My instinct had been right. Evie knew how to party, and she’d learned it somewhere. I wondered where.
Eventually she came out of the bathroom. She was dressed—no more sexy, curvy ass on display, though it was burned into my memory now—and she still had my shirt on. She had no bra on, I knew. I had spent a lot of time with braless Evie, considering I’d just met her. I approved. Her tits were smoking hot under there.
“You answered my phone!” she said, her cheeks flushed.
I had. Why had I done that? Curiosity, maybe. Also, I had half hoped it was Bank Boy calling. “It was just your mom,” I said. “No big deal.”
“No big deal!” She closed her eyes and pinched the bridge of her nose, and I realized she had her uptight expression back on, her jaw tight, her brows furrowed. That expression had disappeared right before the shots last night, and I didn’t like the fact that it was back. “My mother doesn’t understand.”
“Understand what?” I asked, pushing a piece of buttered toast across the counter at her. “That her grown up, single daughter might fuck a guy? It seems pretty understandable to me.”
“I did not fuck you,” she said.
“Believe me, I kno
w.”
“She thinks I’m bringing you to dinner on Sunday! I was supposed to bring Josh, and now somehow I’m bringing you!” She glanced away, panicked. “It’s fine,” she said. “I can control this. I’ll just make up an excuse.”
“Wait a minute.” I leaned a hip against the counter. “Why am I coming to dinner? You actually said yes?”
“No. I didn’t. I mean, I said—” She blew out a breath. “I didn’t say anything, and she just assumed you’re coming. That’s what she does.” Her gaze traveled down my bare chest, my stomach, and sort of froze there, distracted. Then she pulled herself together and dragged her gaze away. “It’s a bad idea, right? Like, really bad.”

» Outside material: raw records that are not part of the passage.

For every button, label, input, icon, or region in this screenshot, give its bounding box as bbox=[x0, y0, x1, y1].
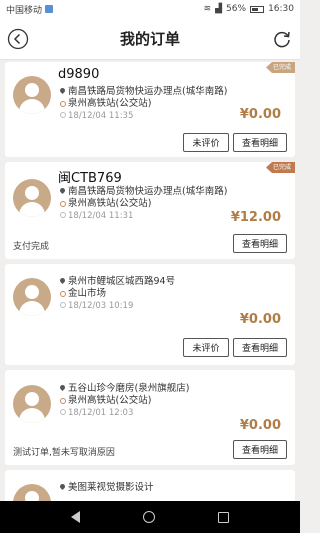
wifi-icon: ≋ bbox=[203, 4, 212, 14]
avatar bbox=[13, 484, 51, 501]
view-detail-button[interactable]: 查看明细 bbox=[233, 440, 287, 459]
signal-icon: ▟ bbox=[215, 4, 223, 14]
status-tag: 已完成 bbox=[265, 162, 295, 173]
clock-icon bbox=[60, 212, 66, 218]
clock-icon bbox=[60, 302, 66, 308]
pickup-pin-icon bbox=[58, 186, 67, 195]
page-title: 我的订单 bbox=[119, 30, 180, 48]
nav-back-icon[interactable] bbox=[71, 511, 81, 523]
order-time: 18/12/03 10:19 bbox=[68, 301, 134, 311]
order-list[interactable]: 已完成 d9890 南昌铁路局货物快运办理点(城华南路) 泉州高铁站(公交站) … bbox=[0, 60, 300, 501]
battery-icon bbox=[250, 5, 265, 13]
view-detail-button[interactable]: 查看明细 bbox=[233, 338, 287, 357]
dropoff-address: 泉州高铁站(公交站) bbox=[68, 98, 152, 109]
carrier: 中国移动 bbox=[6, 3, 204, 16]
order-price: ¥12.00 bbox=[230, 210, 281, 225]
pickup-pin-icon bbox=[58, 482, 67, 491]
route: 美图莱视觉摄影设计 bbox=[58, 482, 258, 494]
order-note: 测试订单,暂未写取消原因 bbox=[13, 448, 115, 458]
order-card[interactable]: 泉州市鲤城区城西路94号 金山市场 18/12/03 10:19 ¥0.00 未… bbox=[5, 264, 295, 365]
back-icon bbox=[7, 28, 29, 50]
order-card[interactable]: 已完成 d9890 南昌铁路局货物快运办理点(城华南路) 泉州高铁站(公交站) … bbox=[5, 62, 295, 157]
dropoff-address: 泉州高铁站(公交站) bbox=[68, 395, 152, 406]
route: 南昌铁路局货物快运办理点(城华南路) 泉州高铁站(公交站) 18/12/04 1… bbox=[58, 86, 258, 122]
clock-icon bbox=[60, 409, 66, 415]
order-card[interactable]: 美图莱视觉摄影设计 bbox=[5, 470, 295, 501]
pickup-address: 泉州市鲤城区城西路94号 bbox=[68, 276, 176, 287]
pickup-pin-icon bbox=[58, 383, 67, 392]
pickup-pin-icon bbox=[58, 86, 67, 95]
refresh-button[interactable] bbox=[270, 27, 294, 51]
dropoff-icon bbox=[60, 101, 66, 107]
route: 五谷山珍今磨房(泉州旗舰店) 泉州高铁站(公交站) 18/12/01 12:03 bbox=[58, 383, 258, 419]
order-card[interactable]: 已完成 闽CTB769 南昌铁路局货物快运办理点(城华南路) 泉州高铁站(公交站… bbox=[5, 162, 295, 259]
avatar bbox=[13, 76, 51, 114]
dropoff-icon bbox=[60, 291, 66, 297]
order-price: ¥0.00 bbox=[239, 418, 281, 433]
status-tag: 已完成 bbox=[265, 62, 295, 73]
dropoff-icon bbox=[60, 201, 66, 207]
battery-percent: 56% bbox=[226, 4, 247, 14]
order-time: 18/12/01 12:03 bbox=[68, 408, 134, 418]
pickup-address: 五谷山珍今磨房(泉州旗舰店) bbox=[68, 383, 190, 394]
route: 南昌铁路局货物快运办理点(城华南路) 泉州高铁站(公交站) 18/12/04 1… bbox=[58, 186, 258, 222]
system-nav-bar bbox=[0, 501, 300, 533]
order-time: 18/12/04 11:35 bbox=[68, 111, 134, 121]
status-bar: 中国移动 ≋ ▟ 56% 16:30 bbox=[0, 0, 300, 18]
nav-home-icon[interactable] bbox=[142, 511, 155, 523]
avatar bbox=[13, 278, 51, 316]
order-note: 支付完成 bbox=[13, 242, 50, 252]
order-card[interactable]: 五谷山珍今磨房(泉州旗舰店) 泉州高铁站(公交站) 18/12/01 12:03… bbox=[5, 370, 295, 465]
rate-button[interactable]: 未评价 bbox=[183, 133, 229, 152]
carrier-label: 中国移动 bbox=[6, 5, 43, 16]
notification-icon bbox=[45, 5, 54, 13]
view-detail-button[interactable]: 查看明细 bbox=[233, 234, 287, 253]
order-price: ¥0.00 bbox=[239, 312, 281, 327]
clock-icon bbox=[60, 112, 66, 118]
clock: 16:30 bbox=[268, 4, 294, 14]
plate-number: 闽CTB769 bbox=[58, 171, 122, 186]
pickup-address: 南昌铁路局货物快运办理点(城华南路) bbox=[68, 186, 228, 197]
plate-number: d9890 bbox=[58, 67, 100, 82]
view-detail-button[interactable]: 查看明细 bbox=[233, 133, 287, 152]
rate-button[interactable]: 未评价 bbox=[183, 338, 229, 357]
route: 泉州市鲤城区城西路94号 金山市场 18/12/03 10:19 bbox=[58, 276, 258, 312]
pickup-address: 南昌铁路局货物快运办理点(城华南路) bbox=[68, 86, 228, 97]
pickup-address: 美图莱视觉摄影设计 bbox=[68, 482, 154, 493]
app-header: 我的订单 bbox=[0, 18, 300, 60]
refresh-icon bbox=[274, 31, 290, 48]
order-price: ¥0.00 bbox=[239, 107, 281, 122]
dropoff-icon bbox=[60, 398, 66, 404]
dropoff-address: 泉州高铁站(公交站) bbox=[68, 198, 152, 209]
nav-recents-icon[interactable] bbox=[217, 511, 229, 523]
avatar bbox=[13, 385, 51, 423]
pickup-pin-icon bbox=[58, 276, 67, 285]
back-button[interactable] bbox=[6, 27, 30, 51]
dropoff-address: 金山市场 bbox=[68, 288, 107, 299]
avatar bbox=[13, 179, 51, 217]
order-time: 18/12/04 11:31 bbox=[68, 211, 134, 221]
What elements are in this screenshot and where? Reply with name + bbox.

“Yeah I’d fucking say so,” I said.
She pulled her gaze back up to my face. The corner of her mouth twitched. “Never been to a girl’s mom’s for dinner before, huh Nick?”
That was putting it mildly. I’d rather go to Guantanamo Bay. “No,” I said.
“Yeah. You’re right. I’ll just tell her you have leprosy. Or that you’re an astronaut, and you took a five-year mission to Mars. Otherwise she’ll bug me about you until Christmas.”
“Or just say Hey, Mom, I’m a grownup, none of your business,” I said. “What does it matter what she thinks?”
That just made Evie look panicked again. “What my mother thinks is important,” she said. “You don’t understand.”
She had sounded like a normal enough lady to me. But I knew nothing about having parents, since mine never talked to me if they could help it. “Never mind,” I said. “I’m not the guy to ask for advice. Do you have anything on your phone from Bank Boy?”
“No,” she said, taking a bite of toast. “Why?”
“That’s what last night was about, right?” I said. “Making him jealous? I think we did a pretty good job, considering we didn’t even make out.”
Her cheekbones flushed red again, and I knew she was remembering last night, just like I was. We’d put on a hell of a good show. We’d been close, flirty, intimate. It had been very relationship-y. I hadn’t thought it would be fun, but with Evie—especially drunk, relaxed Evie—it was easy. I knew that the Asshole News Network had been busily broadcasting everything to Gina. I already had six texts from her on my phone, but I didn’t tell Evie that.